CILEGON, LINIMASSA.ID – Polres Cilegon sedang menangani kasus dugaan keracunan MBG di Cilegon yang dialami 49 siswa MTs Al Inayah Kota Cilegon pada Kamis sore, 16 April 2026.
Kapolres Cilegon, AKBP Martua Raja Taripar Laut Silitonga, menjelaskan bahwa pihaknya kini memprioritaskan pengumpulan berbagai bukti guna mengetahui penyebab pasti insiden tersebut.
“Berbagai alat bukti keracunan MBG di Cilegon akan kami kumpulkan, mulai dari keterangan saksi, hasil uji laboratorium, pendapat ahli, hingga rekaman elektronik seperti CCTV,” ujarnya pada Jumat, 17 April 2026.
Selain itu, kepolisian juga mencatat dan mengkaji gejala yang dialami para siswa untuk mendukung proses penyelidikan.

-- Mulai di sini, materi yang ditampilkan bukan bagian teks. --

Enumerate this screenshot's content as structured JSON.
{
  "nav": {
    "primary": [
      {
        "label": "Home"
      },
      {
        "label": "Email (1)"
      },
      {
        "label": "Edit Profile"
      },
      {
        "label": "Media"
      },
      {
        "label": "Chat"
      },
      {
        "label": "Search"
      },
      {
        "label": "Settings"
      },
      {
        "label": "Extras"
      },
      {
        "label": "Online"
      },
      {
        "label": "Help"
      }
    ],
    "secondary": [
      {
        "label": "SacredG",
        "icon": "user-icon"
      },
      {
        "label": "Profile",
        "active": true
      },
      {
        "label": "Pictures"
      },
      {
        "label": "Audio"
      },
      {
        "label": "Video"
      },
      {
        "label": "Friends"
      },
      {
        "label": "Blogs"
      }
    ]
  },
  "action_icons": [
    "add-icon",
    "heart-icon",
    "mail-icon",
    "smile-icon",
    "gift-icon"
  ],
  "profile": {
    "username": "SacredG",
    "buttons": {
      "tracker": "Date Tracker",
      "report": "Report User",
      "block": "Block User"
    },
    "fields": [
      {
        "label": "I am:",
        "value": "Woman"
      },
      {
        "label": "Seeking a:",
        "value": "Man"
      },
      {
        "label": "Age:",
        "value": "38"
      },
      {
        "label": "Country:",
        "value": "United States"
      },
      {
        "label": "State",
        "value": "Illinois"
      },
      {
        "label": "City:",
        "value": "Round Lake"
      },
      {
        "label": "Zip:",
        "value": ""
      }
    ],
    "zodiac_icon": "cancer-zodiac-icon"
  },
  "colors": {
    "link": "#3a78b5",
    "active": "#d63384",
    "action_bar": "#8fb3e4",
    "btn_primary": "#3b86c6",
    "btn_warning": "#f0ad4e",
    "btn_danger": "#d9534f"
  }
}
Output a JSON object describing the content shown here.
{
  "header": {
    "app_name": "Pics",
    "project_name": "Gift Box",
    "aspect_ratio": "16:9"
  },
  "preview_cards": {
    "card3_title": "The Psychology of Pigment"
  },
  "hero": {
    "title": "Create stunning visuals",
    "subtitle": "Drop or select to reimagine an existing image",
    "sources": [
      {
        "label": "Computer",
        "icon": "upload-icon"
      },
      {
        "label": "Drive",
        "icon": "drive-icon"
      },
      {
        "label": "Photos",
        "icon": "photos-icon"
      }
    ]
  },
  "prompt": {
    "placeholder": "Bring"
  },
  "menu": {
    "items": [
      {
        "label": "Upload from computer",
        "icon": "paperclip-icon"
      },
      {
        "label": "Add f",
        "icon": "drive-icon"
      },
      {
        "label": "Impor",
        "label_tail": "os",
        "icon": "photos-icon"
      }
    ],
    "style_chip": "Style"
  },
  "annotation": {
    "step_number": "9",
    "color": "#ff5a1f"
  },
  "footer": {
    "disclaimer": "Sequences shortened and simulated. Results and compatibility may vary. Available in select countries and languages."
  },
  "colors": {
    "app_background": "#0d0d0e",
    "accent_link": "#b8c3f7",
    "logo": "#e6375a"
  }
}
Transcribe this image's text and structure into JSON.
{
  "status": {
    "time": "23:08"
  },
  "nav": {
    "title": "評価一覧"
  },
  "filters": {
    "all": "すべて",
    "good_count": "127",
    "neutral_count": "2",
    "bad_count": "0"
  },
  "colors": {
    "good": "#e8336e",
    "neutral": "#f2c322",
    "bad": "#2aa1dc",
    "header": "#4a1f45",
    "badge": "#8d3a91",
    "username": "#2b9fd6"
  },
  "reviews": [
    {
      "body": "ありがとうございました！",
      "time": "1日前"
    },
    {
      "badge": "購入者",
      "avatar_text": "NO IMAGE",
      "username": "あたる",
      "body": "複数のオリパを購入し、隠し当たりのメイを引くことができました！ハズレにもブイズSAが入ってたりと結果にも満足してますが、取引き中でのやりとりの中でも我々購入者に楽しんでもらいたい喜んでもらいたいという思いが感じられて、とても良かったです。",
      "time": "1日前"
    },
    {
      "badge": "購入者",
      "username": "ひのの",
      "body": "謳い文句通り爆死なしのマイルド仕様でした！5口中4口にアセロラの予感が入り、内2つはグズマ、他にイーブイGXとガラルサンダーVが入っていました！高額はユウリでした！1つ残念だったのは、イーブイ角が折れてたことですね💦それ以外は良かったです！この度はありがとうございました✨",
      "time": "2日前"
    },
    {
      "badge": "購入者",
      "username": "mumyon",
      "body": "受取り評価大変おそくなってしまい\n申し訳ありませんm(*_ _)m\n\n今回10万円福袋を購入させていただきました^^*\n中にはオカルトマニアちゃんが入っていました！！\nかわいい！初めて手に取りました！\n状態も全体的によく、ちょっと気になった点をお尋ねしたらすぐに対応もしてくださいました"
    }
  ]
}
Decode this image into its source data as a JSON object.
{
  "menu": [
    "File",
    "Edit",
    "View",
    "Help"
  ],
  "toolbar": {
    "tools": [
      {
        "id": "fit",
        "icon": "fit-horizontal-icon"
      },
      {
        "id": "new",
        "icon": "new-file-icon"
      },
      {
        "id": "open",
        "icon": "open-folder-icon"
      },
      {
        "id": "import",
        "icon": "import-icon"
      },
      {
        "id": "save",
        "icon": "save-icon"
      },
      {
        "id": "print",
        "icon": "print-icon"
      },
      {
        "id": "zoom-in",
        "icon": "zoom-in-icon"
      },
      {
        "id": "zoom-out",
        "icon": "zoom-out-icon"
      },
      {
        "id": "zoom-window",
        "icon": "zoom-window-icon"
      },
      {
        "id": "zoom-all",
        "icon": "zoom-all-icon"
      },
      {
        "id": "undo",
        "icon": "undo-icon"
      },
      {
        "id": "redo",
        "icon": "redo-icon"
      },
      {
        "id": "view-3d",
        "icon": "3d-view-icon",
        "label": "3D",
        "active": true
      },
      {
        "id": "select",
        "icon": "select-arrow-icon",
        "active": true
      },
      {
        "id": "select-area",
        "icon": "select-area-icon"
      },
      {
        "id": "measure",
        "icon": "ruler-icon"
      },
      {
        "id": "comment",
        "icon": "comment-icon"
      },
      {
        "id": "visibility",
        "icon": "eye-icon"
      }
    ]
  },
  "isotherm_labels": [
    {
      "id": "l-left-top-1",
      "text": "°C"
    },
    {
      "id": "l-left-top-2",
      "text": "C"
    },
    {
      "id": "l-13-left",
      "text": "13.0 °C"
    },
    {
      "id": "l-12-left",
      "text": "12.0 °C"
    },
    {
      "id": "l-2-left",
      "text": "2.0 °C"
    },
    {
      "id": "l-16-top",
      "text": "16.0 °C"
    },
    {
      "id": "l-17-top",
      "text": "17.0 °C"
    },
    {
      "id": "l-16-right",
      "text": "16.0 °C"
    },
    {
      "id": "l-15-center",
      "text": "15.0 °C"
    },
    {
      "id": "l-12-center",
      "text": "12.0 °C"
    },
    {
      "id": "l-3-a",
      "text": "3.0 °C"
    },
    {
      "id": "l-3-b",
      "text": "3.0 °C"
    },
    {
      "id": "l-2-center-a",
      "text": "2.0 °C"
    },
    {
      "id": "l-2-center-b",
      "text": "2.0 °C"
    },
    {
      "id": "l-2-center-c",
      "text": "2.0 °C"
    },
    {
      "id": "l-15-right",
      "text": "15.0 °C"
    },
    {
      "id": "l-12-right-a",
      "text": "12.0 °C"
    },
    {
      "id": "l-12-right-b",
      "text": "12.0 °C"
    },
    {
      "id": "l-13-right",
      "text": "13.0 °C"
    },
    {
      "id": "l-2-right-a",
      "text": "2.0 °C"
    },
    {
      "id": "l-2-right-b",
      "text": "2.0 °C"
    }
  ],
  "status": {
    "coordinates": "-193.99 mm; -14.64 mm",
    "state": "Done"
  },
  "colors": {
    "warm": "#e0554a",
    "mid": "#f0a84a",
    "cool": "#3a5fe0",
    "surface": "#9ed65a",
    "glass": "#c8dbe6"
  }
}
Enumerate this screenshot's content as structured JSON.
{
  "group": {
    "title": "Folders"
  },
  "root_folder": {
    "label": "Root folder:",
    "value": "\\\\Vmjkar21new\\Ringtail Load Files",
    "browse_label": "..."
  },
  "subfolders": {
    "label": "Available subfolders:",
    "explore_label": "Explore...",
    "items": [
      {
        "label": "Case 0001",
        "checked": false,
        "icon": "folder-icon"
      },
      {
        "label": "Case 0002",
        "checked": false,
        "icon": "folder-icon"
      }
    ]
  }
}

“Kami akan mendata seluruh gejala keracunan MBG di Cilegon, seperti mual, pusing, dan lainnya. Tim medis juga akan melakukan pemeriksaan lanjutan,” katanya.
49 Siswa Keracunan MBG di Cilegon
Ia menambahkan bahwa respons tubuh terhadap makanan dapat berbeda pada setiap orang, sehingga waktu munculnya gejala keracunan MBG di Cilegon tidak selalu bersamaan.
“Setiap individu memiliki reaksi fisiologis yang berbeda. Ada yang langsung merasakan gejala, ada pula yang baru merasakannya setelah beberapa waktu,” jelasnya.
Untuk memastikan penyebab kejadian keracunan MBG di Cilegon, polisi akan melakukan pengujian laboratorium terhadap makanan yang dikonsumsi.
Termasuk bahan-bahan yang digunakan, serta mengaitkannya dengan hasil pemeriksaan medis seperti sampel darah para korban.